El texto fue tomado de La Vanguardia: http://www.lavanguardia.es/lv24h/20070704/51369554961.html
China no debería ser comparada con sociedades ideales y sin historia.
En el debate sobre la "quinta modernización" de China, la de lo político, suele haber dos vías clásicas que uno encuentra por igual en textos académicos y conversaciones de café. La primera es la concepción de China como país "en transición". Se trata de la idea de que China se encuentra en un movimiento inexorable, vinculado a una lógica universal de toda sociedad moderna, que conduce hacia una "democracia de mercado". En esa transición, China ya ha superado el "comunismo" y sigue cambiando. La pregunta es, ¿cuándo va a convertirse en un país "normal" del todo, como los nuestros en Occidente?.
La segunda vía concibe China como algo eterno, inalterable y milenarista. Un Ovni incomprensible que, por razones culturales, no puede ser un país "normal". La conclusión de que "China siempre fue así", o que los chinos, "siempre inventaron algo distinto", forma parte de ella. China no sólo no está sujeta a ninguna "lógica universal" en materia de modernización, sino que es imposible compararla con otros países.

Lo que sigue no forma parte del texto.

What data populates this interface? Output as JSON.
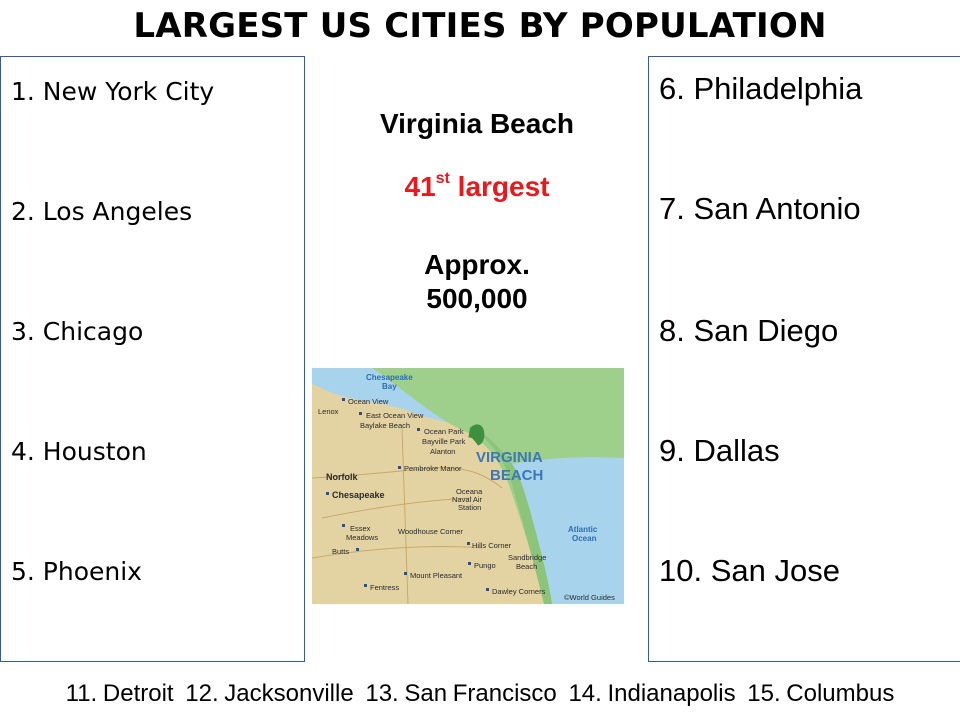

La solución a este aparente dilema es comprender, en primer lugar, que todos los hombres (civilizaciones) son iguales y, al mismo tiempo, que todos somos incomparables, únicos y específicos en diversos grados. En segundo lugar, que aunque todos vivamos en el mismo espacio, un mismo planeta, nuestros tiempos, las historias y momentos que contiene nuestro mundo presente, son diferentes. De eso se desprende algo muy banal: para comprender al mundo en desarrollo, a las sociedades tradicionales, etc., hay que tener memoria. El amnésico de su propio pasado, el ignorante que vive en un presente absoluto (y absolutista), nunca entenderá el presente del otro que vive en nuestro pasado.
Hemos olvidado que nuestra democracia fue resultado de un largo y doloroso proceso histórico; de todo un rosario de masacres populares, golpes, revoluciones e involuciones, con reyes decapitados, restauraciones y con interminables guerras, civiles, nacionales e imperiales. ¿Y todo ello para alcanzar qué?. Etimológicamente "democracia" significa "poder popular", pero para los padres de la democracia occidental, significaba bien otra cosa; una cierta participación con garantías de que el pueblo ignorante no se inmiscuyera en las decisiones fundamentales, que debían quedar a cargo de una minoría. Esa es nuestra democracia, la de Bush y la de Putin. En su último libro (Unbearable Cost, 2006), James K. Galbraith habla de "democracia empresarial", es decir; un gobierno basado en el modelo de la empresa, con un consejo de directores, una administración permanente y un aparato técnico (tecnoestructura) éste ultimo a cargo del "clima de negocios". En el Consejo y la tecnoestructura está presente un departamento de relaciones publicas (los medios de comunicación) sin un particular apego a la verdad. De vez en cuando hay elecciones, pero la administración consigue que el Consejo no las pierda nunca.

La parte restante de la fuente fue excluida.